The author ends the chapter with an overview on 'Game Theory Today'. He notes that the field has been broadened considerably to cover "games where coalitions form, where information is incomplete, where players are less than perfectly rational". He also notes that there are arguments about whether game theory predicts behavior or "proscribes" what a rational person should do. He goes on to answer some of the criticisms of game theory's ability to "predict" in real world situations.

Siegried notes that game theory, like other scientific theories, is a model of reality, not reality itself. It makes reality comprehensible by simplifying it. As it is tested in experimental situations it is modified and grows just like any other scientific theory. The author quotes Colin Cameron in 'Behavioral Game Theory':

"The goal is not to disprove game theory...but it is to improve it"

Siegried goes on to describe the contributions of Thomas Schelling who won the 2005 Nobel Prize in economics. Schelling focused on games where there is more than one Nash equilibrium. he particularly analyzed conflict in international relations and the role of "bluff" in same. He also analyzed games where a "coordinated outcome" is better than any particular outcome. These are situations where, as Siegried says,

"...where it is better for everybody to be on the same page, regardless of what the page is."

The work of the other 2005 economics Nobel Prize winner, Robert Aumann, is also mentioned.
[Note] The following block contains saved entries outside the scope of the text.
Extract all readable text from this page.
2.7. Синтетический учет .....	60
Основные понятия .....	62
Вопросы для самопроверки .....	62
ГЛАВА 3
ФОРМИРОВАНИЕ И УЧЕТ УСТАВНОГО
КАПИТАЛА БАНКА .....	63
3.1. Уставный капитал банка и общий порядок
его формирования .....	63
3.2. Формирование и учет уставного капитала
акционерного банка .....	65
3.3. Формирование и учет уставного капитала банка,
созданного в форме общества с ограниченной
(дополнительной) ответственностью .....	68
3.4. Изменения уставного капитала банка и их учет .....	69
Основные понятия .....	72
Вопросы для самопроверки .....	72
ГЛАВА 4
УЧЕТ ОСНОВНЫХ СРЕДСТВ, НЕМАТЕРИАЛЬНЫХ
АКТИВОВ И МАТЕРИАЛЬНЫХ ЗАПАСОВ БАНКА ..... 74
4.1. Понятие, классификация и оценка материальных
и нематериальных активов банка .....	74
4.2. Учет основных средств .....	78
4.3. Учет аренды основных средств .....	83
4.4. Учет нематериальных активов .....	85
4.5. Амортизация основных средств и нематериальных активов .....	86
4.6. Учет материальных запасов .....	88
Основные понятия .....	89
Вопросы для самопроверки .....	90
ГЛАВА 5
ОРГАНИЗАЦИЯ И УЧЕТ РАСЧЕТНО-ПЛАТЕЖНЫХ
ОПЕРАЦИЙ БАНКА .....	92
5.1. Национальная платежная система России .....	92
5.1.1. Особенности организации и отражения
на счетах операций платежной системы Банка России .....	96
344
Aumann analyzed the prisoner's dilemma game as a "repeated rounds" situation rather than a "one shot" affair and showed how cooperation could evolve in such situations (Much closer to everyday life:Molly Note). He identified situations where cooperation is less likely ie many players, limited communication or limited game time (fewer rounds). (Molly Note: The eventual "goal" of studying matters such as these is to identify what sort of conditions lead to "increased cooperation" in the presumed society that we want. Some things are obvious from the above. "Fewer players" means a decentralized society. "Full communication" means not just decentralization but also the elimination of "socialist managers" who mediate such communication and add "noise" to same).

Siegried finishes this chapter by naming multiple applications of game theory, not just in economics but also in medicine, politics,ecology and especially !!! evolutionary biology.